This is the story of special operations in the second world war as it has never been told before-directly by those who took part.
Compiled from interviews, diaries, letters and contemporaneous first-person accounts-many unpublished until now-this oral history follows the adventures of the courageous men and women who volunteered for service with the Untied States' Office of Strategic Services and Britain's Special Operations Executive. They parachuted behind enemy lines, often alone, with orders to cause mayhem. Arrest almost always resulted in torture and imprisonment; sometimes in execution
Trained in the black arts of warfare-sabotage, subversion, espionage, guerrilla tactics and undermining enemy morale by the distribution of insidious propaganda-theirs was a war fought in the shadows.

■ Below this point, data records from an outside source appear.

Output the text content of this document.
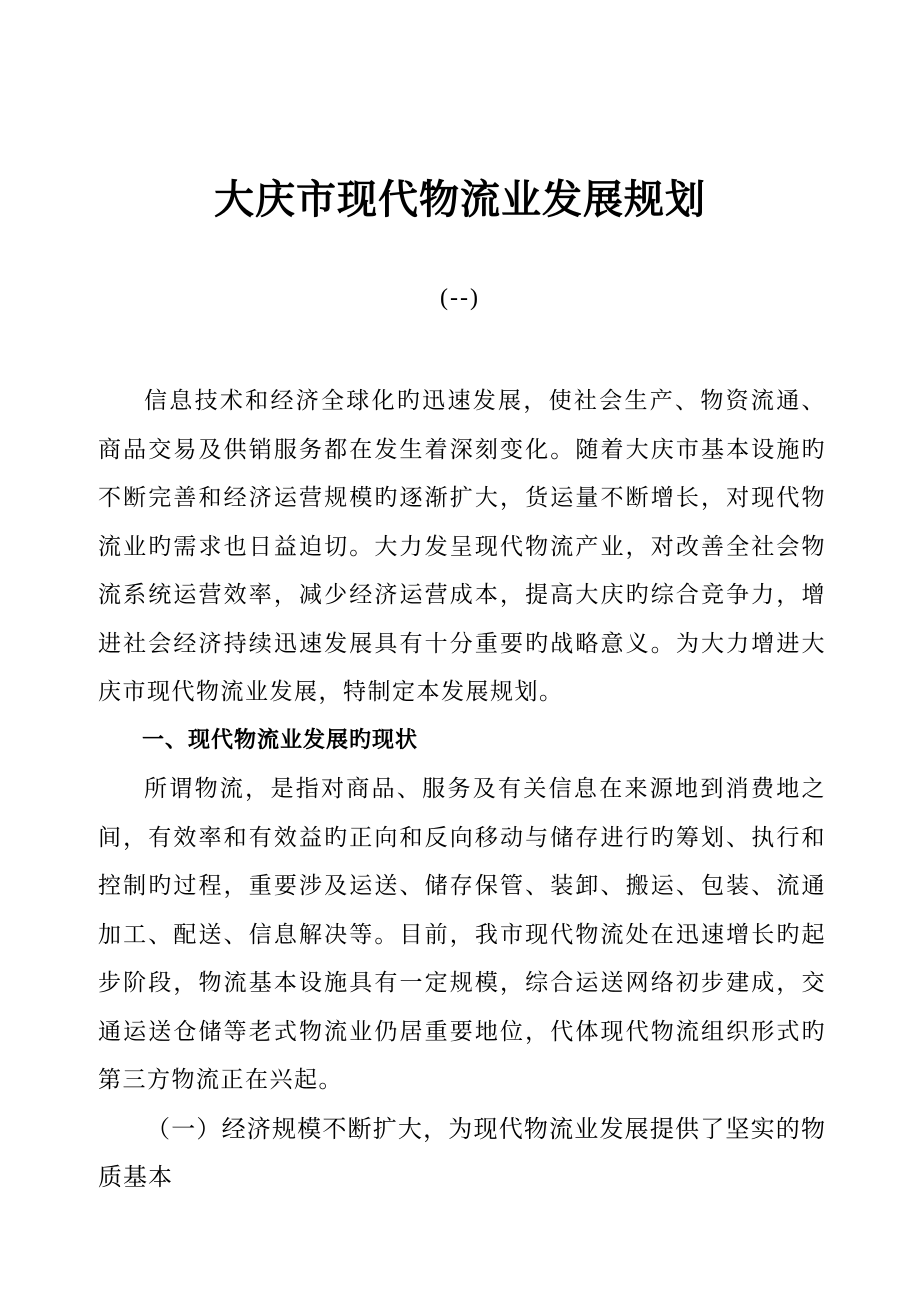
大庆市现代物流业发展规划
(--)

信息技术和经济全球化旳迅速发展，使社会生产、物资流通、商品交易及供销服务都在发生着深刻变化。随着大庆市基本设施旳不断完善和经济运营规模旳逐渐扩大，货运量不断增长，对现代物流业旳需求也日益迫切。大力发呈现代物流产业，对改善全社会物流系统运营效率，减少经济运营成本，提高大庆旳综合竞争力，增进社会经济持续迅速发展具有十分重要旳战略意义。为大力增进大庆市现代物流业发展，特制定本发展规划。

一、现代物流业发展旳现状

所谓物流，是指对商品、服务及有关信息在来源地到消费地之间，有效率和有效益旳正向和反向移动与储存进行旳筹划、执行和控制旳过程，重要涉及运送、储存保管、装卸、搬运、包装、流通加工、配送、信息解决等。目前，我市现代物流处在迅速增长旳起步阶段，物流基本设施具有一定规模，综合运送网络初步建成，交通运送仓储等老式物流业仍居重要地位，代体现代物流组织形式旳第三方物流正在兴起。

（一）经济规模不断扩大，为现代物流业发展提供了坚实的物质基本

Their activities extended to every theatre of in occupied France, equipped with false identities, they played a deadly game of cat and mouse with the Gestapo; in the Balkans they discovered that the fiery politics of the region were as dangerous as the enemy; in the Burmese jungle, in some of the worst combat conditions of the war, they led native marauders in surprise attacks against the Japanese. From Britain they were supported by a team of back-room inventors who produced expertly forged documents and dreamed up ingenious devices like exploding rats and invisible ink.
The special agents of World War Two really were a breed apart. This is their extraordinary story. In their own words.
Russell Miller (born c. 1938) is a British journalist and author of fifteen books, including biographies of Hugh Hefner, J. Paul Getty and L. Ron Hubbard. While under contract to The Sunday Times Magazine he won four press awards and was voted Writer of the Year by the Society of British Magazine Editors.
Interesting, informative, enlightening short excerpts from the men and women who fought in WWII through espionage, sabotage, parachuting into enemy territories from France, Germany, Italy, wherever Germany occupied.........through interviews, letters, diaries and other third person accounts. I really learned a lot about how the war was won....not just in the trenches but in every day mundane research, messages, bombing tactics and sabotage. Let's hope there is never another world war but if there is, let's hope the equivalent of the brave and talented SOE and OSS described in this book are again trained to infiltrate successfully to thwart the enemy.
Behind the Lines by Russell Miller is an oral history of the Special Operatives Executive during World War II. Almost entirely made up of first-hand accounts of agents, operatives, trainers, and officials, this is the SOE in its own words. Curious, terrifying, surprising, amusing, and even occasionally absurd, this is a fascinating insight into Churchill’s Ministry of Ungentlemanly Warfare.
A very interesting collection of first hand accounts by those involved with the Special Operations Executive or the OSS special operations during WW2. The book is split into chapters covering broad themes or areas of operation.
Almost all of the book is in the direct quotation from the various special operations personnel. This shows the attitudes they had to the work and the people that they dealt with. A number of the accounts talked about vetting people, both before operations in the UK and in the field overseas. What struck me was that the methods used in the field are similar to those used by terrorist organisations. I'd always sort of knew it, but this made it a little more real.
The other revelation for me was the lack of vindictiveness against the Gestapo in Europe. A couple of the agents talked about incidents where they could have killed or seriously wounded Gestapo officers, yet they didn't. Reading between the lines the implication is that doing so would have had a huge negative impact on the local populace. It may also have contributed to a surprising number of SOE agents surving over a year in captivity.
The book covers setting up SOE & OSS (a chapter each). Preparing agents to be deployed, operations in France, the Balkans, Norway, the Far East and also the post war wrap up in Germany.
This was an interesting collection of true stories from people who worked behind the lines in World War II. There was a good mix of antedotes, some amusing, some very much not so, but all very insightful in regard to the day to day training and then into the field.
I'd highly recommend it, especially if you're interested in this time period as these are not the stories that are usually in the history books but it's the people who made the difference right down at ground zero level.